The deleted/alternate scenes special feature shows a mask-less Michael killing the stripper, Big Lou, and a delivery driver. A deleted scene involving one of Laurie’s hallucinations shows Michael hanging a girl from a tree in front of a playground full of children. It’s a disturbing scene that should’ve been left in the final version. Danielle Harris fans will enjoy her additional scenes including an encounter with a comic book geek trying to seduce her with promises of tickets to a comic con.
Other special features include audition footage, make-up test footage, blooper reel, a music video of Captain Clegg and the Night Creatures, and all of Uncle Seymour Coffins’ stand up routine at the Halloween party.

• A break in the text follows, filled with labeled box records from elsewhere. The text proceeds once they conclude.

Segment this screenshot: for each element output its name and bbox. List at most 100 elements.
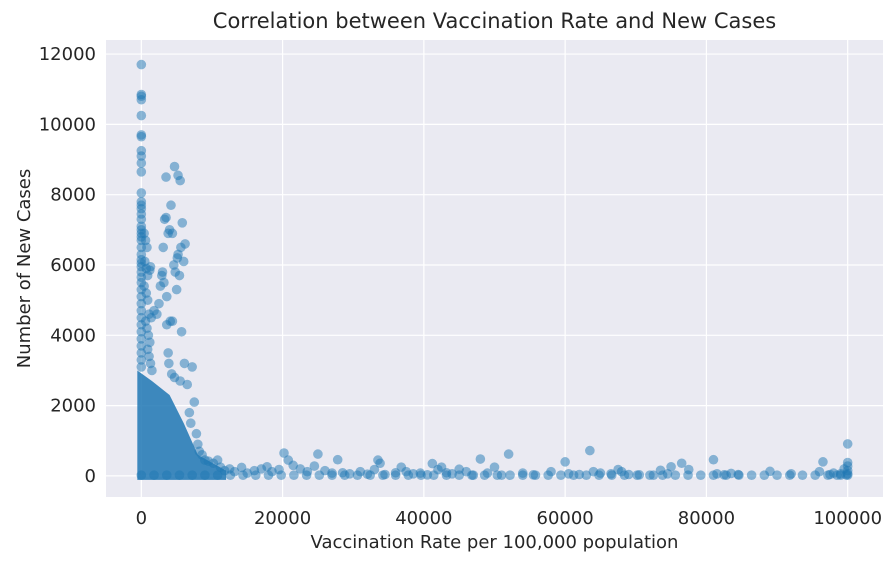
- data-point: [503, 449, 514, 459]
- data-point: [152, 309, 162, 320]
- data-point: [136, 362, 147, 372]
- data-point: [149, 470, 159, 481]
- data-point: [289, 470, 299, 481]
- data-point: [606, 468, 616, 479]
- data-point: [634, 470, 645, 480]
- data-point: [468, 470, 479, 481]
- data-point: [174, 470, 185, 481]
- y-axis-label: Number of New Cases: [14, 169, 35, 369]
- data-point: [187, 362, 197, 372]
- dense-point-cluster: [137, 370, 227, 480]
- data-point: [161, 172, 171, 182]
- data-point: [136, 470, 147, 481]
- data-point: [842, 439, 853, 449]
- data-point: [136, 214, 147, 225]
- data-point: [475, 454, 486, 464]
- data-point: [191, 428, 202, 439]
- data-point: [161, 319, 172, 330]
- data-point: [695, 470, 706, 481]
- data-point: [154, 298, 164, 309]
- data-point: [708, 454, 719, 465]
- data-point: [841, 470, 852, 480]
- data-point: [212, 470, 223, 481]
- data-point: [666, 461, 676, 472]
- data-point: [136, 305, 147, 316]
- data-point: [447, 468, 457, 479]
- x-tick-label: 100000: [813, 508, 882, 529]
- data-point: [279, 448, 289, 458]
- data-point: [161, 470, 172, 481]
- chart-title: Correlation between Vaccination Rate and…: [213, 9, 776, 33]
- data-point: [765, 466, 775, 477]
- x-tick-label: 20000: [254, 508, 311, 529]
- data-point: [176, 326, 187, 337]
- x-tick-label: 40000: [395, 508, 452, 529]
- data-point: [746, 470, 757, 481]
- data-point: [380, 469, 390, 480]
- data-point: [327, 468, 337, 478]
- data-point: [546, 466, 556, 477]
- y-tick-label: 8000: [50, 185, 96, 206]
- data-point: [185, 418, 196, 428]
- data-point: [563, 468, 574, 479]
- data-point: [733, 469, 743, 480]
- data-point: [179, 358, 190, 369]
- data-point: [229, 466, 240, 477]
- data-point: [142, 295, 153, 305]
- data-point: [422, 470, 433, 480]
- data-point: [772, 470, 782, 481]
- data-point: [427, 458, 438, 469]
- x-axis-label: Vaccination Rate per 100,000 population: [311, 532, 679, 553]
- data-point: [369, 464, 380, 475]
- data-point: [161, 212, 171, 223]
- data-point: [159, 277, 169, 288]
- x-tick-label: 0: [136, 508, 147, 529]
- data-point: [136, 131, 147, 142]
- data-point: [169, 161, 180, 172]
- data-point: [166, 200, 176, 211]
- data-point: [175, 175, 185, 186]
- data-point: [712, 468, 722, 479]
- data-point: [375, 458, 385, 469]
- data-point: [161, 291, 172, 302]
- data-point: [136, 188, 147, 198]
- x-tick-labels: 0 20000 40000 60000 80000 100000: [136, 508, 882, 529]
- data-point: [147, 365, 157, 376]
- data-point: [818, 457, 828, 467]
- data-point: [623, 469, 634, 480]
- data-points: [136, 59, 853, 481]
- data-point: [528, 470, 539, 480]
- y-tick-label: 10000: [39, 114, 96, 135]
- data-point: [157, 267, 168, 277]
- data-point: [136, 167, 147, 177]
- y-tick-label: 12000: [39, 44, 96, 65]
- data-point: [362, 469, 373, 479]
- y-tick-labels: 0 2000 4000 6000 8000 10000 12000: [39, 44, 96, 487]
- data-point: [142, 242, 152, 253]
- data-point: [309, 461, 320, 471]
- data-point: [726, 468, 736, 479]
- data-point: [274, 464, 284, 475]
- data-point: [332, 454, 343, 465]
- data-point: [136, 158, 147, 168]
- data-point: [556, 470, 566, 481]
- data-point: [171, 284, 182, 295]
- data-point: [136, 94, 147, 105]
- data-point: [574, 469, 585, 480]
- data-point: [164, 358, 174, 369]
- data-point: [676, 458, 687, 469]
- y-tick-label: 0: [85, 466, 96, 487]
- data-point: [828, 468, 839, 478]
- data-point: [167, 228, 178, 239]
- grid-lines: [106, 40, 883, 497]
- data-point: [482, 468, 493, 478]
- y-tick-label: 4000: [50, 325, 96, 346]
- data-point: [797, 470, 808, 481]
- plot-background: [106, 40, 883, 497]
- data-point: [344, 468, 355, 479]
- data-point: [136, 110, 147, 121]
- data-point: [145, 261, 156, 272]
- data-point: [683, 464, 694, 475]
- y-tick-label: 2000: [50, 396, 96, 417]
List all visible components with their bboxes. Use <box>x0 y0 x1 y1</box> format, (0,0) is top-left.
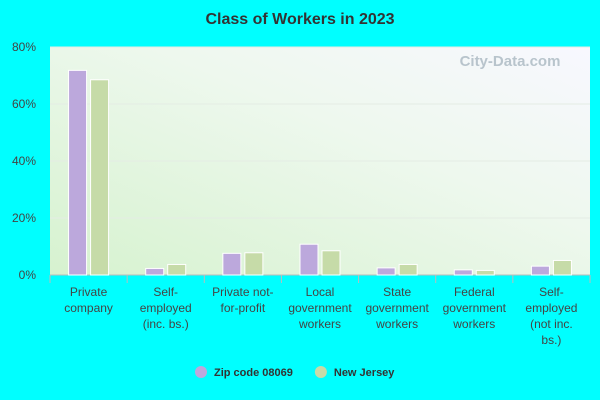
bar <box>321 250 341 276</box>
watermark: City-Data.com <box>460 53 561 70</box>
y-tick-label: 0% <box>19 268 37 282</box>
x-tick-label: Self-employed (inc. bs.) <box>140 285 192 331</box>
legend-swatch <box>195 366 207 378</box>
legend-label: Zip code 08069 <box>214 367 293 379</box>
bar <box>376 267 396 276</box>
y-tick-label: 20% <box>12 211 36 225</box>
chart-title: Class of Workers in 2023 <box>205 11 394 28</box>
bar <box>167 263 187 276</box>
bar <box>244 252 264 276</box>
x-tick-label: Federal government workers <box>443 285 507 331</box>
legend-swatch <box>314 366 327 378</box>
bar <box>552 259 572 276</box>
bar <box>145 267 165 276</box>
bar <box>68 69 88 276</box>
y-tick-label: 80% <box>12 40 36 54</box>
bar <box>475 269 495 276</box>
bar <box>299 243 319 276</box>
bar <box>453 269 473 276</box>
x-tick-label: Private company <box>64 285 113 315</box>
bar <box>530 265 550 276</box>
x-tick-label: Local government workers <box>288 285 352 331</box>
legend-label: New Jersey <box>334 367 395 379</box>
x-tick-label: State government workers <box>365 285 429 331</box>
bar <box>222 252 242 276</box>
y-tick-label: 40% <box>12 154 36 168</box>
y-tick-label: 60% <box>12 97 36 111</box>
bar <box>90 79 110 276</box>
bar <box>398 263 418 276</box>
x-tick-label: Private not-for-profit <box>212 285 273 315</box>
x-tick-label: Self-employed (not inc. bs.) <box>525 285 577 347</box>
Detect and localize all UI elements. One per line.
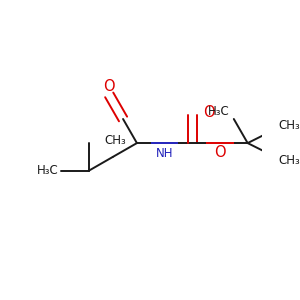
Text: O: O bbox=[214, 145, 226, 160]
Text: O: O bbox=[203, 105, 214, 120]
Text: CH₃: CH₃ bbox=[104, 134, 126, 147]
Text: NH: NH bbox=[156, 147, 173, 160]
Text: O: O bbox=[103, 79, 115, 94]
Text: H₃C: H₃C bbox=[37, 164, 58, 177]
Text: H₃C: H₃C bbox=[208, 105, 230, 118]
Text: CH₃: CH₃ bbox=[278, 154, 300, 167]
Text: CH₃: CH₃ bbox=[278, 119, 300, 132]
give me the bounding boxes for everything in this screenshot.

There are plenty of previews for other Sony releases but none for Halloween II. The blooper reel footage is entertaining but short. Uncle Seymour’s bit is really just the ramblings of a sad drunk too wasted to know it’s time to get off the stage. At least there are plenty of strippers on stage to distract the viewer from the bad jokes.
If you hated the theatrical version I doubt there is much here to change your mind about Zombie’s handling of the franchise. I know all of those fans angry over Laurie’s sudden evil turn in the theatrical version will hate to learn she is pretty much bat shit crazy at the beginning of this version. Both versions of the film suffer some of the same weaknesses. Malcolm McDowell’s Loomis is still an unlikable prick and that damn white horse is still a stupid plot point that should’ve been deleted. Overall, though, the director’s cut of Halloween II is a much better film than the theatrical version. If you loved, liked, or thought the theatrical version had some promise, then you should really enjoy the director’s cut.